More About Archbishop Kiwanuka
Joseph Kiwanuka was born in Nakirebe, Mpigi District, to Catholic parents, Victoro Katumba Munduekanika and Felicitas Nankya Ssabawebwa Namukasa. Each day, Victoro and his family walked eight miles to Mass at the nearest mission station, He was sent to Mitala Maria Mission School in 1910, after a missionary, who had seen him reading a book, was favorably impressed by this ability.[2] He graduated in 1914, whence he entered the minor seminary in Kiwánuka where he found his vocation greatly tested but persevered nonetheless. He then joined the Major Seminary of Katigondo, where he excelled in philosophy, and sought to enter the Missionaries of Africa, more commonly known as the White Fathers, in 1923. However, Bishop Henri Streicher, the Apostolic Vicar of Uganda and himself a White Father, was against his decision. The Superior General of the White Fathers at the time finally agreed to admit Kiwánuka after his ordination.
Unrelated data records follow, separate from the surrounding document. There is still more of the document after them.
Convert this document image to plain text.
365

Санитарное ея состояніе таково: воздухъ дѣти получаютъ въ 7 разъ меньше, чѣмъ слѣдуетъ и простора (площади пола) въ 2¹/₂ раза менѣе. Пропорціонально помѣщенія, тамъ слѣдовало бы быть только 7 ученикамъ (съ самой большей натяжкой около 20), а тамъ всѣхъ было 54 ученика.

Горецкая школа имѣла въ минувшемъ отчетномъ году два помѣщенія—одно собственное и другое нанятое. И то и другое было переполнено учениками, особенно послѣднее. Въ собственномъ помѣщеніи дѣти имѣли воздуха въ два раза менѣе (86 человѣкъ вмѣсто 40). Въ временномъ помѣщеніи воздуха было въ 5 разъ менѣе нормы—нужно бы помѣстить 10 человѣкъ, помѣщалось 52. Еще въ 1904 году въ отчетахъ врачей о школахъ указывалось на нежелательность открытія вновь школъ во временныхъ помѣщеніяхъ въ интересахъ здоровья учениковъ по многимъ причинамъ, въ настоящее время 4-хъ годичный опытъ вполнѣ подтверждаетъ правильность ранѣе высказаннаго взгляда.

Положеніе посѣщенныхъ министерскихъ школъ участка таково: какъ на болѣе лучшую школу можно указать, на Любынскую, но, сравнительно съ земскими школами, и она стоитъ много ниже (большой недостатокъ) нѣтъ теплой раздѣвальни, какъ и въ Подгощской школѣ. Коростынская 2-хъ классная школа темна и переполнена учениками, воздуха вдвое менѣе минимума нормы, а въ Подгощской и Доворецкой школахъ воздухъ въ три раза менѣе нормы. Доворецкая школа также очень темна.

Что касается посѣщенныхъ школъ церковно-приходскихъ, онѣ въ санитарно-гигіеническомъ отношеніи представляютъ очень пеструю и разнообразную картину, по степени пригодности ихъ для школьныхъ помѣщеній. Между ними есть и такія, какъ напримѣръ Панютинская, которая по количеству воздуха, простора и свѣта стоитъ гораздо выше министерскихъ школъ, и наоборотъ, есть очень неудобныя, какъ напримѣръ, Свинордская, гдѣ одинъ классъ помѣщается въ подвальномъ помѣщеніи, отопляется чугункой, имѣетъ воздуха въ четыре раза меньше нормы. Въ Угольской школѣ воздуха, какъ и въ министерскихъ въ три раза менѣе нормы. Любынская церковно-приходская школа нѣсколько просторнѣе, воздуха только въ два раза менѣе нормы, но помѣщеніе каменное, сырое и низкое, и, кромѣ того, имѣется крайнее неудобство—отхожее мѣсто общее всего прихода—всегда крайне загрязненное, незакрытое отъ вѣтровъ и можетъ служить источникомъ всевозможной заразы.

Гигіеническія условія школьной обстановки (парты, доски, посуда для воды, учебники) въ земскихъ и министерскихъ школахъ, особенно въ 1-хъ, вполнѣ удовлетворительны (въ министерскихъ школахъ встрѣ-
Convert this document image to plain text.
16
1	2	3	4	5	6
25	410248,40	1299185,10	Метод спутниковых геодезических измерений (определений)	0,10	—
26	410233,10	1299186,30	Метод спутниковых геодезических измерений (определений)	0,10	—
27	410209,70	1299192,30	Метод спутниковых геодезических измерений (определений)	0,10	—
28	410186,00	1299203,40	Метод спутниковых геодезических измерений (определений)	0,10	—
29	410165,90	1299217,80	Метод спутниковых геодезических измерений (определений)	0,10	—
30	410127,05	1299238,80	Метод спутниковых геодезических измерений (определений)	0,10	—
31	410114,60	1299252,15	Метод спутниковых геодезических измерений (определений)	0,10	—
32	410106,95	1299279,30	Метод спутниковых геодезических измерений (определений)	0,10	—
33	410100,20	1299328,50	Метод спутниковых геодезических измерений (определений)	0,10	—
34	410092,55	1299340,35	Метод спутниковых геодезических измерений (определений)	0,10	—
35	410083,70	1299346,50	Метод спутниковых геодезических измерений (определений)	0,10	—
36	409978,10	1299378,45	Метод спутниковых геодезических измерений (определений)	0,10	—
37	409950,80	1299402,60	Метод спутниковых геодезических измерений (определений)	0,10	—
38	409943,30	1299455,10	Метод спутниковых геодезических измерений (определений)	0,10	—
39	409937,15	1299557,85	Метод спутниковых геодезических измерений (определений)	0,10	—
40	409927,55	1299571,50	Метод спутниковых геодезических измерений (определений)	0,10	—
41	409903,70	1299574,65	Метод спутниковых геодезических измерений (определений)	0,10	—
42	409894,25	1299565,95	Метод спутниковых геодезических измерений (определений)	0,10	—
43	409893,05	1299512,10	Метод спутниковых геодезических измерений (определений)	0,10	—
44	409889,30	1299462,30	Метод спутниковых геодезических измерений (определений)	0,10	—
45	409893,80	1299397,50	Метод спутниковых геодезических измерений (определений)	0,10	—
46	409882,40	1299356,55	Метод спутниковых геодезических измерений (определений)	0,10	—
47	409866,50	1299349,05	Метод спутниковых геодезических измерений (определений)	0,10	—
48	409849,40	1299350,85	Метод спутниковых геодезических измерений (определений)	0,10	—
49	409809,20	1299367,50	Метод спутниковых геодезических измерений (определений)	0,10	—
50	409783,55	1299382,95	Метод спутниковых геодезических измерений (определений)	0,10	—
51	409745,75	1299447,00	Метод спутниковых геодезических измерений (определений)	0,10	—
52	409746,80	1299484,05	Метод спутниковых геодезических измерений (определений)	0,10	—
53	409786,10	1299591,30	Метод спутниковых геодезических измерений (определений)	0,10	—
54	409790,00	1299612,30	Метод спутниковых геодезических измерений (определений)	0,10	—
He was ordained to the priesthood by Bishop Streicher on May 26, 1929. Streicher then sent the young priest to Rome to study canon law, in an attempt to prevent him from entering the White Fathers’ novitiate, which had invited Kiwánuka in July of that year. In Rome, Kiwánuka studied at the Pontifical University of St. Thomas Aquinas, Angelicum, from where he later obtained his doctorate in canon law, with a dissertation on marriage. He finally entered the novitiate of the White Fathers in Algeria on October 8, 1932, becoming a full member of the congregation nearly a year later, on October 12, 1933. Upon his return to Uganda in 1933, he did pastoral work in Bikira and Bujuni, and taught at the Katigondo Seminary.
On May 25, 1939, a day before the tenth anniversary of his priestly ordination, Kiwánuka was appointed the first Apostolic Vicar of Masaka and Titular Bishop of Thibica by Pope Pius XII. He received his episcopal consecration on the following October 29 from Pope Pius himself, with Archbishops Celso Costantini and Henri Streicher, MAfr, serving as co-consecrators, in St. Peter’s Basilica. Kiwánuka was thus made the first native African bishop. He visited the United States in 1950.[2]. He was later given the title of Bishop upon his apostolic vicariate’s elevation to a diocesan see on March 25, 1953. During his tenure, the Bishop faced challenges from Muslims, once saying, “Both African and Asian Muslims in the diocese accumulate wealth and slowly extend their influence. Their wealth, plus polygamy, enables them to win many young Catholic girls”.[6] He was opposed by African nationalists as well, many of whom viewed Christianity as belonging to Western culture.
Bishop Kiwanuka was active in public affairs, both as a behind-the-scenes advisor to political leaders and as an active participant. in the early 1950s a major political crisis led to the exiling of the King of Buganda by the British colonial governor. The crisis was settled by the Namirembe Conference, in which Bishop Kiwanuka participated. This conference negotiated a new constitutional monarchy for Buganda. (reference: Must we lose Africa, by Colin Legum). On December 20, 1960, Kiwánuka was promoted to Archbishop of Rubaga. He attended the Second Vatican Council from 1962 to 1965, during the course of which he assisted Pope Paul VI in the canonization of the Uganda Martyrs on October 18, 1964. His last great act was issuing a pastoral letter on political leadership and democratic maturity during the governmental crisis of President Milton Obote. He was considered likely to have been elevated to a cardinal.